“We’re alone,” I assure him.
“For how long?”
“I don’t know.”
He glances at the stairs that lead to my room and then looks to me with transparent longing.
I feel the same way. “Let’s go!”
We race up the stairs. I slam my bedroom door and lock it. He’s already stripping off his clothes when I turn around. We’ve been starved of each other. At least in the past, we could sleep together to reconnect. Now we’re playing a game on the most difficult setting. I fall to my knees to take him in my mouth. He’s anything but gentle, but that’s fine with me. Tim rams the back of my throat until he loses patience and pulls me to my feet, both of us working to get each other undressed the rest of the way. He tosses me on the bed and climbs in after, kissing a foot and biting the inside of my thigh before he goes down on me. His hair slides between my fingers as I buck and moan.
I’m getting close when he crawls higher up to kiss me. “Is it a good time?” he asks.
“No idea,” I admit before opening my legs to him.
“I’ll try not to go too deep,” Tim says before spitting into his hand.
I’m thinking there’s no way that’ll be enough, but we make it work. I’m willing to risk embarrassment and pain to feel closer to him. We need this. I whimper as he pushes inside. When he pulls back to check my face in concern, I wrap my legs around his waist and beg him not to stop. Our eyes glaze over while locked. We’re whole again. I could nearly cry. Neither one of us lasts long after that. Tim collapses onto me as we pant. When he pulls out and rolls over, I hold my breath as he looks down to check himself.
“We’re good.”
I exhale in relief. Then I roll over onto my side, cuddling up to him before resting my head on his meaty shoulder. I trace a finger over the contours of his body as the endorphins slowly fade. I wish we could remain like this, safe in our little bubble. Although when I glance up and see his troubled expression, I realize that the outside world has managed to intrude, even here.
“What are you thinking about?” I ask him.
Tim swallows. “God.”
“Oh.”
“You don’t believe in any of it,” he asks me, “do you?”
I choose my words carefully. “I mean, it’s a nice idea. For the most part.” He’s quiet. I push myself up on an elbow so I can study his face. “Do you think you’re going to Hell?”

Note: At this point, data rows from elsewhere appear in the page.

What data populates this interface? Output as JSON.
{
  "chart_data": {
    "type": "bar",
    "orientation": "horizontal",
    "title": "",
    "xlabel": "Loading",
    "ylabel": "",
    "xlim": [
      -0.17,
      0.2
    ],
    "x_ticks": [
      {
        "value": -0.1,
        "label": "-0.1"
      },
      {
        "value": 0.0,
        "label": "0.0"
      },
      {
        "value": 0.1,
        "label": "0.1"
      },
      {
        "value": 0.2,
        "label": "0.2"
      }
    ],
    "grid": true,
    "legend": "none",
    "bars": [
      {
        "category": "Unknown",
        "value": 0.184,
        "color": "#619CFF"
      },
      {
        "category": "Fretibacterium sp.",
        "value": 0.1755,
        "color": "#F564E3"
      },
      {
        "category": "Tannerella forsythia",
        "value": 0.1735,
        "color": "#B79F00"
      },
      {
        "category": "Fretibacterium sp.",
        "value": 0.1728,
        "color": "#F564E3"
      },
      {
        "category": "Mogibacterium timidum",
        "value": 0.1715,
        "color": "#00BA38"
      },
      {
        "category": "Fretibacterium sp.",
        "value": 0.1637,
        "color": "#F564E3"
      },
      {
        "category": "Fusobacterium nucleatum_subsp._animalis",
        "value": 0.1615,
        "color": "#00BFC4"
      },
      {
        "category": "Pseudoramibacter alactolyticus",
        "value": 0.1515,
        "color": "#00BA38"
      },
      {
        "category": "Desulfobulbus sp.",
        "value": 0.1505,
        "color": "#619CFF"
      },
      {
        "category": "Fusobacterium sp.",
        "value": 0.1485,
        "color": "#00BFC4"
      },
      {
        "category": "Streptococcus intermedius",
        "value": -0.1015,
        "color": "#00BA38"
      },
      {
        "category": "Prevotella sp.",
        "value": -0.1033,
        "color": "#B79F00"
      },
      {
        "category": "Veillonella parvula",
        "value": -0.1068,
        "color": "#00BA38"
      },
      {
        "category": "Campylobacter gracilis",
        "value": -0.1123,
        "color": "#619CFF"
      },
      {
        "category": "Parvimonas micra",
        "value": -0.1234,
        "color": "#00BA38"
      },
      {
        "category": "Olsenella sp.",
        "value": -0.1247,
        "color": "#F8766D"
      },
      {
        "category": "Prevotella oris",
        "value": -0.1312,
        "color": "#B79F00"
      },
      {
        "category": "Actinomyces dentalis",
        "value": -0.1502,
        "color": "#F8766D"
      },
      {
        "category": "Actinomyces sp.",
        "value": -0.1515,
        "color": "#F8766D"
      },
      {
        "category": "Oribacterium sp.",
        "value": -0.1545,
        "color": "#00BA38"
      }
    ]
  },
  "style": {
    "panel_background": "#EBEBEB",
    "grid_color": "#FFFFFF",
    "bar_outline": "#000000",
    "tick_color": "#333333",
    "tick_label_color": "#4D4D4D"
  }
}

Tim presses his lips together. Then he nods. “If we keep doing this. Yeah.”
My stomach sinks. “Why would God forbid this? I can understand him not wanting us to kill people or steal from them, but what’s wrong with love?”
“The Bible says—”
“I don’t care,” I interrupt. “I want the reason, not the rhetoric. We’re not hurting anyone. So what’s the problem with us being together?”
Tim thinks about it before responding. “Because this isn’t how God intended for things to work. It’s supposed to be a man and a woman. So he’s not happy when people go against his plan.”
“And he responds by throwing anyone with their own inclination into a pit of fire for all eternity? Isn’t that a little reactionary? Talk about being thin-skinned.”
Tim shrugs, my head wobbling with the motion. “I mean, he did give us life.”
“And he gets to decide what we do with it?”
“Well, no, because we have free will.”
“But only under duress.”
“I don’t make the rules. It’s in the Bible. That’s the word of God.”
I raise my head and scoff. “Every religion on this planet claims to have the exclusive scoop on what God wants, but they can’t all be right. And he sure as hell hasn’t weighed in on it recently. Doesn’t he have any more kids to play messenger? It’s a shame Jesus was an only child. I bet his sister would’ve been a stone-cold bitch. She’d cut right through all the melodramatic bullshit and lay it out straight. ‘Don’t be a dick, people of Earth! That is all.’”
Tim laughs. “You aredefinitelygoing to Hell!”